La flamme indépendantiste brûle sur les îles Shetland –comme sur leurs énormes réserves en gaz naturel et pétrole. | Andy Buchanan / Digital / AFP
La flamme indépendantiste brûle sur les îles Shetland –comme sur leurs énormes réserves en gaz naturel et pétrole. | Andy Buchanan / Digital / AFP

Les îles Shetland veulent leur Brexit (et leurs hydrocarbures)

L'archipel ne compte que 23.000 âmes, mais est assis sur une manne énergétique très convoitée.

Les îles Shetland forment un archipel dans l'océan Atlantique, au nord-est de l'Écosse. Elles comptent une centaine d'îles, dont 16 sont habitées –au total, à peine 23.000 personnes y vivent.

Mais les Shetland, rattachées au Parlement écossais, veulent aujourd'hui leur indépendance. Attention: pas l'indépendance vis-à-vis de la Couronne britannique, mais de l'Écosse. Le 11 septembre dernier, 18 des 20 membres du Conseil des îles Shetland ont voté en faveur d'une résolution visant à «atteindre l'autodétermination financière et politique».

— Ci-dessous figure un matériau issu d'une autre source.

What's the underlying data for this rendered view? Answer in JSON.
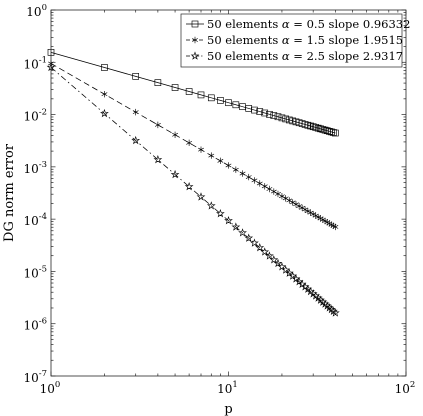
{
  "chart_data": {
    "type": "line",
    "xlabel": "p",
    "ylabel": "DG norm error",
    "xscale": "log",
    "yscale": "log",
    "xlim": [
      1,
      100
    ],
    "ylim": [
      1e-07,
      1
    ],
    "x_ticks": [
      1,
      10,
      100
    ],
    "x_tick_labels": [
      {
        "base": "10",
        "exp": "0"
      },
      {
        "base": "10",
        "exp": "1"
      },
      {
        "base": "10",
        "exp": "2"
      }
    ],
    "y_ticks": [
      1e-07,
      1e-06,
      1e-05,
      0.0001,
      0.001,
      0.01,
      0.1,
      1
    ],
    "y_tick_labels": [
      {
        "base": "10",
        "exp": "-7"
      },
      {
        "base": "10",
        "exp": "-6"
      },
      {
        "base": "10",
        "exp": "-5"
      },
      {
        "base": "10",
        "exp": "-4"
      },
      {
        "base": "10",
        "exp": "-3"
      },
      {
        "base": "10",
        "exp": "-2"
      },
      {
        "base": "10",
        "exp": "-1"
      },
      {
        "base": "10",
        "exp": "0"
      }
    ],
    "grid": false,
    "legend_position": "top-right",
    "x": [
      1,
      2,
      3,
      4,
      5,
      6,
      7,
      8,
      9,
      10,
      11,
      12,
      13,
      14,
      15,
      16,
      17,
      18,
      19,
      20,
      21,
      22,
      23,
      24,
      25,
      26,
      27,
      28,
      29,
      30,
      31,
      32,
      33,
      34,
      35,
      36,
      37,
      38,
      39,
      40
    ],
    "series": [
      {
        "legend": {
          "prefix": "50 elements ",
          "symbol": "α",
          "suffix": " = 0.5 slope 0.96332"
        },
        "marker": "square",
        "line_style": "solid",
        "first_value": 0.155,
        "slope": 0.96332,
        "color": "#000000"
      },
      {
        "legend": {
          "prefix": "50 elements ",
          "symbol": "α",
          "suffix": " = 1.5 slope 1.9515"
        },
        "marker": "asterisk",
        "line_style": "dashed",
        "first_value": 0.095,
        "slope": 1.9515,
        "color": "#000000"
      },
      {
        "legend": {
          "prefix": "50 elements ",
          "symbol": "α",
          "suffix": " = 2.5 slope 2.9317"
        },
        "marker": "pentagram",
        "line_style": "dash-dot",
        "first_value": 0.08,
        "slope": 2.9317,
        "color": "#000000"
      }
    ]
  }
}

Au cours d'un débat de plus d'une heure, les membres du Conseil ont fait valoir que leurs marges de manœuvres s'étaient réduites sous la houlette du Parti national écossais et déploré une prise de décision de plus en plus centralisée.

«Le Parlement écossais se sent “éloigné” des habitants des îles, qui sont confrontés à certains des taux les plus élevés de pauvreté énergétique dans le pays», a fustigé le chef du Conseil Steven Coutts.

Manne pétrolière et gazière

Un paradoxe, alors que les Shetland sont assis sur une véritable manne: des réserves de pétrole et de gaz qui représenteraient 30% des réserves offshore du Royaume-Uni, soit entre 3 et 6 milliards de barils.

Le terminal pétrolier de Sullom Voen, au nord de l'île de Mainland, est quant à lui l'un des plus grands d'Europe. Le moyen de pression sur Édimbourg est donc tout trouvé, et Steven Coutts entrevoit déjà «les incroyables opportunités que l'autodétermination politique et financière pourrait apporter».

Entre Lerwick et Édimbourg, l'amour n'a jamais été très fort. Ceci est principalement dû au fait qu'un tiers des habitant·es de l'archipel descende directement des Vikings. Les îles Shetland sont à douze heures de l'Écosse, mais Lerwick est plus proche d'Oslo que de Londres. De nombreux habitants des Shetland pensent même que la vie serait meilleure sous la houlette de la Norvège que sous celle de l'Écosse.

Au moment du référendum écossais en 2014, Tavish Scott qui représentait alors les Shetland au Parlement britannique, avait déjà plaidé en faveur d'un autre référendum sur l'autonomie des îles.

Il n'est jamais parvenu à ses fins, mais ils s'est trouvé entre temps un nouveau cheval de bataille: celui de garantir la bonne représentation des Shetland sur les cartes officielles écossaises, qui ont souvent tendance à placer les îles dans un petit encadré, plus proches de l'Écosse qu'elles ne le sont en réalité.

Les habitant·es des Shetland sont «à juste titre irrités de voir cela», avait-il fustigé en 2018 lors du dépôt d'un amendement visant à interdire cette pratique. «Vu l'argent que nous faisons rentrer dans les caisses écossaises depuis 40 ans, il est grand temps que l'on nous place au bon endroit», s'était-il emporté. Ce combat-là au moins a été gagné, puisque l'amendement a été voté en octobre 2018.